[Kotlin Tutorials 19] Kotlin Flows, SharedFlow and StateFlow in Android

Kotlin Flows

本文包含的内容:

• Flow是什么, 基本概念和用法.
• Flow的不同类型, StateFlow和SharedFlow比较.
• Flow在Android中的使用
  • 安全收集.
  • 操作符stateIn, shareIn的用法和区别.

本文被收录在集合中: https://github.com/mengdd/KotlinTutorials

Coroutines Flow Basics

Flow是什么

Flow可以按顺序发送多个值, 概念上是一个数据流, 发射的值必须是同一个类型.

Flow使用suspend方法来生产/消费值, 数据流可以做异步计算.

几个基本知识点:

• 创建flow: 通过flow builders
• Flow数据流通过emit()来发射元素.
• 可以通过各种操作符对flow的数据进行处理. 注意中间的操作符都不会触发flow的数据发送.
• Flow默认是cold flow, 即需要通过被观察才能激活, 最常用的操作符是collect().
• Flow的CoroutineContext, 不指定的情况下是collect()的CoroutineContext, 如果想要更改, 用flowOn
  
  改之前的.

关于Flow的基本用法, 19年底写的这篇coroutines flow in Android可以温故知新.

Flow的操作符

一个Flow操作符的可视化小网站: FlowMarbles.

Flow的不同类型

SharedFlow and StateFlow

应用程序里比较常用的类型是SharedFlow和StateFlow.

Android官方有一篇专门的文档来介绍二者: StateFlow and SharedFlow

StateFlow继承于SharedFlow, SharedFlow继承于Flow.

基本关系如下:

• Flow
  
  基类. Cold.
  
  Flow的两大特性: Context preservation; Exception transparency.

• SharedFlow
  
  继承Flow, 是一种hot flow, 所有collectors共享它的值, 永不终止, 是一种广播的方式.
  
  一个shared flow上的活跃collector被叫作subscriber.

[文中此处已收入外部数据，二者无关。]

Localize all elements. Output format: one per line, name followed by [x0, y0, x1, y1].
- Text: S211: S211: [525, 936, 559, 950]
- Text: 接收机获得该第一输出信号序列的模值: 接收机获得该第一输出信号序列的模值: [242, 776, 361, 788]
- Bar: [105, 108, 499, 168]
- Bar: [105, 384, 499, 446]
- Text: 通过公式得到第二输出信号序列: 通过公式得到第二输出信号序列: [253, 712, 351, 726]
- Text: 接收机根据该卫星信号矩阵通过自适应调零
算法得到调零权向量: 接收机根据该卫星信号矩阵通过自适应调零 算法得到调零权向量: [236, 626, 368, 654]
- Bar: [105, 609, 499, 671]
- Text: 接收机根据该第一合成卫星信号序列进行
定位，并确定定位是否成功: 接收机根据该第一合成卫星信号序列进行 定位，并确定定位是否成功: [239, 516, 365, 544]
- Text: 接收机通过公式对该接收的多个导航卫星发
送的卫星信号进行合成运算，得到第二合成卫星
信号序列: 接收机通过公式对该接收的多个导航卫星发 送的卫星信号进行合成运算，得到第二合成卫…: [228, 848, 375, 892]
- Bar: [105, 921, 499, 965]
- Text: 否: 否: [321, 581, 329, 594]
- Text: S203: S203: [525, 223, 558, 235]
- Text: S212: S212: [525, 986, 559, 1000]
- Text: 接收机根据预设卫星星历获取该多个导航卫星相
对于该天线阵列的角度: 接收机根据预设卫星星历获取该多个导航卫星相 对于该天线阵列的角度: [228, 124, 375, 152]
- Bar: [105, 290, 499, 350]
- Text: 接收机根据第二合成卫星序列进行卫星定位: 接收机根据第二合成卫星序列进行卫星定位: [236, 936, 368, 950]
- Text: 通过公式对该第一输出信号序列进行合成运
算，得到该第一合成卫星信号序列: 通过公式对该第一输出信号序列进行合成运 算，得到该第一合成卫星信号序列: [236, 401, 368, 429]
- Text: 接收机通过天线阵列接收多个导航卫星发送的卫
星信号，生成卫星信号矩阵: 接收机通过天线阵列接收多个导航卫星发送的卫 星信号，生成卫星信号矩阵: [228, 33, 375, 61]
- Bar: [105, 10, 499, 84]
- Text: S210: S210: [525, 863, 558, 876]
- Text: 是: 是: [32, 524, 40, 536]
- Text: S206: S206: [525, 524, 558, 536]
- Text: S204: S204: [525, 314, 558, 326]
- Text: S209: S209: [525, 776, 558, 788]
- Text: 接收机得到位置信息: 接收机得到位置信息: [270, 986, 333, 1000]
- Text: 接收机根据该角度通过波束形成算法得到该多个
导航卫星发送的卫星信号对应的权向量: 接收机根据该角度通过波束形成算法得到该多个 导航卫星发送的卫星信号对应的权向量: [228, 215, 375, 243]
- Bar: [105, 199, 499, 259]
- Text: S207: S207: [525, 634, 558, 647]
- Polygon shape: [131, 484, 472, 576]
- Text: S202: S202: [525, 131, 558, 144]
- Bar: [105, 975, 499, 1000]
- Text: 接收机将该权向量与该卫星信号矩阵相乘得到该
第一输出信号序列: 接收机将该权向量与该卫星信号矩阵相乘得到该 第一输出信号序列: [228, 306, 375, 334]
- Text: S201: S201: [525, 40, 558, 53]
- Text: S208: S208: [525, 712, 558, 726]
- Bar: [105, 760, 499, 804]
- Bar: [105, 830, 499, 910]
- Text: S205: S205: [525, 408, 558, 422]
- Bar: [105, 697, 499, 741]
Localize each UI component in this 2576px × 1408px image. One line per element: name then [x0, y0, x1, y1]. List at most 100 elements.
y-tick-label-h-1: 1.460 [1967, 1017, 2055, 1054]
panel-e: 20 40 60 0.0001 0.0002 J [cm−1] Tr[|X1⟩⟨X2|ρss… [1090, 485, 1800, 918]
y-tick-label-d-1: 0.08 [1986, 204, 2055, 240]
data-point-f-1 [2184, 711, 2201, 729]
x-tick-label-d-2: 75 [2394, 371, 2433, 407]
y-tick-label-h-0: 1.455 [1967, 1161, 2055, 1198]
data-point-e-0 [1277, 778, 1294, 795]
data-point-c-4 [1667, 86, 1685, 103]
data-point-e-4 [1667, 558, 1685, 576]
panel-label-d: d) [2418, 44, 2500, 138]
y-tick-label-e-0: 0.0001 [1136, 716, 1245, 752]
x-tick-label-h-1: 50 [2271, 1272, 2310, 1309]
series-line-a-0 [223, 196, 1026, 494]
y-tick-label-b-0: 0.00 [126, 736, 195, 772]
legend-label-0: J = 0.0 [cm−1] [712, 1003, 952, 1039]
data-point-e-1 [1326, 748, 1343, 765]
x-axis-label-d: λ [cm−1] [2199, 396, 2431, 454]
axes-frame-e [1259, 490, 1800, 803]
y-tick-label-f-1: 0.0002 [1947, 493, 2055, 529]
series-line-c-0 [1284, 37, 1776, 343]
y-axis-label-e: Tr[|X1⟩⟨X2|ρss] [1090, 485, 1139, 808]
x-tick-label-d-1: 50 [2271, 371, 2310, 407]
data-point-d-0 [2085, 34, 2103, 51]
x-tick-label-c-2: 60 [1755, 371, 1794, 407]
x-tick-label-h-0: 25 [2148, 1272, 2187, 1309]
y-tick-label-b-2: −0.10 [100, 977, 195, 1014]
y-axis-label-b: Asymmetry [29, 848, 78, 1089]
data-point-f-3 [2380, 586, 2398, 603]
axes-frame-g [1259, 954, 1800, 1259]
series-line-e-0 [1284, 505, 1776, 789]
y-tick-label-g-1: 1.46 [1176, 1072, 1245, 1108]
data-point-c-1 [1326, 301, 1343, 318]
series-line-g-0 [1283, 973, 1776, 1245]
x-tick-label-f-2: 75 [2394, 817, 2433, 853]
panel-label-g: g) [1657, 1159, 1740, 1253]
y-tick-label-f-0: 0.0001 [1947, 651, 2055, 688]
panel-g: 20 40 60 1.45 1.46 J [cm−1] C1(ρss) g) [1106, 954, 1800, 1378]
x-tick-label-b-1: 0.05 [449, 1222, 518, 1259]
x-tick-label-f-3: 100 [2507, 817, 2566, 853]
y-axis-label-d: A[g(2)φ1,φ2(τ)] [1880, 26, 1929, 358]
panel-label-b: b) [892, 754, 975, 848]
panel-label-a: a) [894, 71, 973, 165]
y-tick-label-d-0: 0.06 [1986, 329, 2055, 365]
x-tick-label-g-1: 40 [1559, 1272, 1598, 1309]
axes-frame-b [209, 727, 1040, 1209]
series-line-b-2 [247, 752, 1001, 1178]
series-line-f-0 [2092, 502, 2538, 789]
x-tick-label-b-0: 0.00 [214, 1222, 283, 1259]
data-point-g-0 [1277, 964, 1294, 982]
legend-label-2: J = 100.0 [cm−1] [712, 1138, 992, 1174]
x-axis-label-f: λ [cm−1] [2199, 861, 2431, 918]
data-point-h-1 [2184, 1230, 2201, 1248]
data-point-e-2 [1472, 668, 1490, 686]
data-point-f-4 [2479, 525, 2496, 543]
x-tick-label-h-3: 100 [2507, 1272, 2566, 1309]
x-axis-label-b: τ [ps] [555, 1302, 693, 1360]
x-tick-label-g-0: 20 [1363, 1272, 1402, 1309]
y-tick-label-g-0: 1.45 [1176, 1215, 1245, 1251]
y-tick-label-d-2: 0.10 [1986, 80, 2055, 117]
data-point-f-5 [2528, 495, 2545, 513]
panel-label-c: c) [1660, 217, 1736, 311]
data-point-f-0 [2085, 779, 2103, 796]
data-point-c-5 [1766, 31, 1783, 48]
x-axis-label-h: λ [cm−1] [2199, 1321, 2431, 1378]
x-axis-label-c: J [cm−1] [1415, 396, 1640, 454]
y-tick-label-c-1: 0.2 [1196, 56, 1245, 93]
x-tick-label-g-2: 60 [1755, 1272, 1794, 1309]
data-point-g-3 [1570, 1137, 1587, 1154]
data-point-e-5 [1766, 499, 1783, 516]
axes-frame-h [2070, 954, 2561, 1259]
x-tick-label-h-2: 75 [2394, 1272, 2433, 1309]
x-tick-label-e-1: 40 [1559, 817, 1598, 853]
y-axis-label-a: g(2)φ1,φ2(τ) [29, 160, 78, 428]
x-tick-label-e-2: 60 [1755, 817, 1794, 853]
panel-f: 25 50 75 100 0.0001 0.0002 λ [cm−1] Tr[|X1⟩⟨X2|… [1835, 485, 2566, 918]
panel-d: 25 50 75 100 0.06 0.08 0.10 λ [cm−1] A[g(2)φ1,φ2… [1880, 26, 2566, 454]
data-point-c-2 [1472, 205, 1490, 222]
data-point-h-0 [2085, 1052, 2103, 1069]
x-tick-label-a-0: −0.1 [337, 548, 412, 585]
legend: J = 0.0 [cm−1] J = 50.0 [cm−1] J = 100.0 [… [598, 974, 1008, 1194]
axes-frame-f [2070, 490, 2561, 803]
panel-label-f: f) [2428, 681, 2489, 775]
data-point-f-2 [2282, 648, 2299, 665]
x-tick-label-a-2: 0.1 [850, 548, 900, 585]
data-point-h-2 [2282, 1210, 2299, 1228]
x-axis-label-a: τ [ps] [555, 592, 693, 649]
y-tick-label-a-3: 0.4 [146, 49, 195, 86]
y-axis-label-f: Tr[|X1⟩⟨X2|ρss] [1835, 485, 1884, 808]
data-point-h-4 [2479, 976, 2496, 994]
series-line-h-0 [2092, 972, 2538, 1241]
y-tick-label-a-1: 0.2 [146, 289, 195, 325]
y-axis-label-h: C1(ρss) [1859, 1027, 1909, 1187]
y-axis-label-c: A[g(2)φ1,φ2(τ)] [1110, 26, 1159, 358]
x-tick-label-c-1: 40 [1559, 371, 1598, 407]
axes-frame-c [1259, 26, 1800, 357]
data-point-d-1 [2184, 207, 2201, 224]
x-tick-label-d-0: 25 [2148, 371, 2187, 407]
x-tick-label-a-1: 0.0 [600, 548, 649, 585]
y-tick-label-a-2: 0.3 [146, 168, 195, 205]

在sharedFlow上的collect call永远不会正常complete, 还有Flow.launchIn.

可以配置replay and buffer overflow strategy.

如果subscriber suspend了, sharedflow会suspend这个stream, buffer这个要发射的元素, 等待subscriber resume.

Because onBufferOverflow is set with BufferOverflow.SUSPEND, the flow will suspend until it can deliver the event to all subscribers.

默认参数:

public fun <T> MutableSharedFlow(
    replay: Int = 0,
    extraBufferCapacity: Int = 0,
    onBufferOverflow: BufferOverflow = BufferOverflow.SUSPEND
)

total buffer是: replay + extraBufferCapacity.

如果total buffer是0, 那么onBufferOverflow只能是onBufferOverflow = BufferOverflow.SUSPEND.

关于reply和buffer, 这个文章

有详细的解释, 并且配有动图.

• StateFlow
  
  继承SharedFlow, hot flow, 和是否有collector收集无关, 永不complete.

可以通过value属性访问当前值.

有conflated特性, 会跳过太快的更新, 永远返回最新值.

Strong equality-based conflation: 会通过equals()来判断值是否发生改变, 如果没有改变, 则不会通知collector.

因为conflated的特性, StateFlow赋值的时候要注意使用不可变的值.

cold vs hot

cold stream 可以重复收集, 每次收集, 会对每一个收集者单独开启一次.

hot stream 永远发射不同的值, 和是否有人收集无关, 永远不会终止.

• sharedIn
  
  可以把cold flow转成hot的SharedFlow.
• stateIn
  
  可以把cold flow转成hot的StateFlow.

StateFlow vs SharedFlow

共性:

• StateFlow和SharedFlow永远都不会停止. 不能指望它们的onCompletionCallback.

不同点:

• StateFlow可以通过value属性读到最新的值, 但SharedFlow却不行.
• StateFlow是conflated: 如果新的值和旧的值一样, 不会传播.
• SharedFlow需要合理设置buffer和replay策略.

互相转换:

SharedFlow用了distinctUntilChanged以后变成StateFlow.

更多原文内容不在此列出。